Alpakka not using more than one CPU core

We have created a Alpakka stream, which consumes Kafka message from a topic and then process those messages. These messages are processed in parallel, using mapAsyncUnordered with a configured parallelism. The Kafka lag for the consumer increases, but the application uses only 1 core of CPU. I have changed the default dispatchers to, which uses a fork-join executor expecting it to use more than a CPU core. I have my application running in 32 cores.
Please find the configured settings below:

akka.kafka.consumer.use-dispatcher = ""

Consumer stream code:

Consumer.DrainingControl<Done> control = Consumer.committableSource(consumerSettings, Subscriptions.topics(topic))

                .buffer( 500, OverflowStrategy.backpressure() )

                //De-serialize the response from json to java object
                .mapAsyncUnordered( 5, //deserialize the output )

                .mapAsyncUnordered(5, //Process it and perform some calculations )

                .mapAsyncUnordered( 5, //Do something and return the consumer offset )

                //Commit the offset
                .toMat( Committer.sink(committerSettings.withMaxBatch(100)), Consumer::createDrainingControl)
                .run( materializer );

The stream runs in a akka-cluster, which is load balanced by same consumer group id. We have a typed actor system as well in the application which is used for triggering the request, with a group router which helps in sharing the load across the cluster. The triggered request is sent to a micro service as a Kafka message and we get a response as a Kafka message which is processed by streams. And these messages are not necessarily to be processed in order, hence the use of mapAsyncUnordered…

Tried increasing the parallelism to even 100, but didn’t see a change.

Thanks in advance

Is the issue that you never observe more than 1 core being used, or that the parallelism value is not actually running operations in parallel?

I never observed more than core being used, it answers the second point as well, or am I wrong in understanding that? If the operations were run parallel then, we expect more than one core to be used right?

There could be a number of reasons why additional cores are unused. Ultimately it’s up to the JVM and your OS to determine when a thread should be assigned to another core.
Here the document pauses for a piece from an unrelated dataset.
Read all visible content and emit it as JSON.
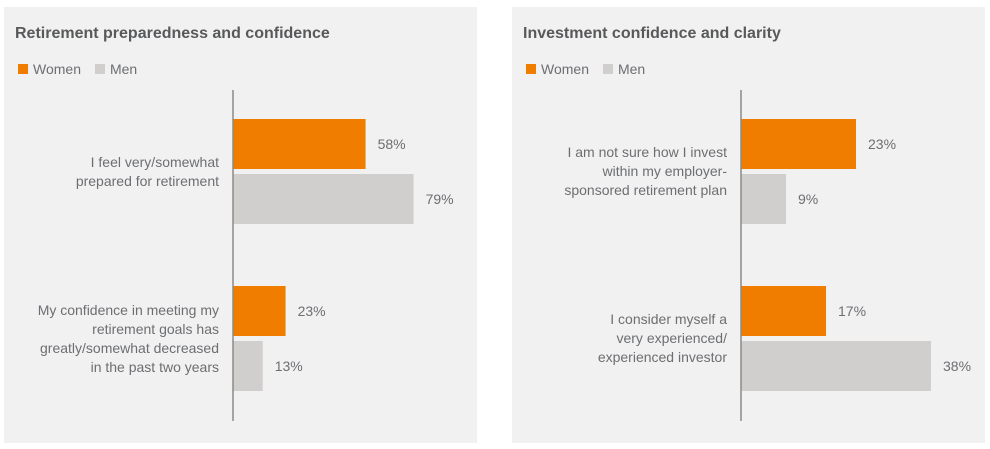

If you have 32 cores at your disposal and the transformations are mainly CPU bound then you could set the parallelism in mapAsyncUnordered to 32 (or a bit higher).

Can you share your changes to the dispatcher config?

Have you tried increasing the throughput of your application?

Is your application running within a Linux cgroup with any memory or CPU limits?

General note: It’s not advisable to use mapAsyncUnordered if you rely on ordering of your messages. Since you’re using the Committer.sink it’s possible that offsets could be committed out of order and you may skip the processing of some records when a rebalance or shutdown occurs.

How many partitions does the topic have? If you have only one partition, and you are committing offsets manually, then you will only be able to process 1 message at a time — regardless of the parallelism in the middle; Kafka will only give you messages one by one.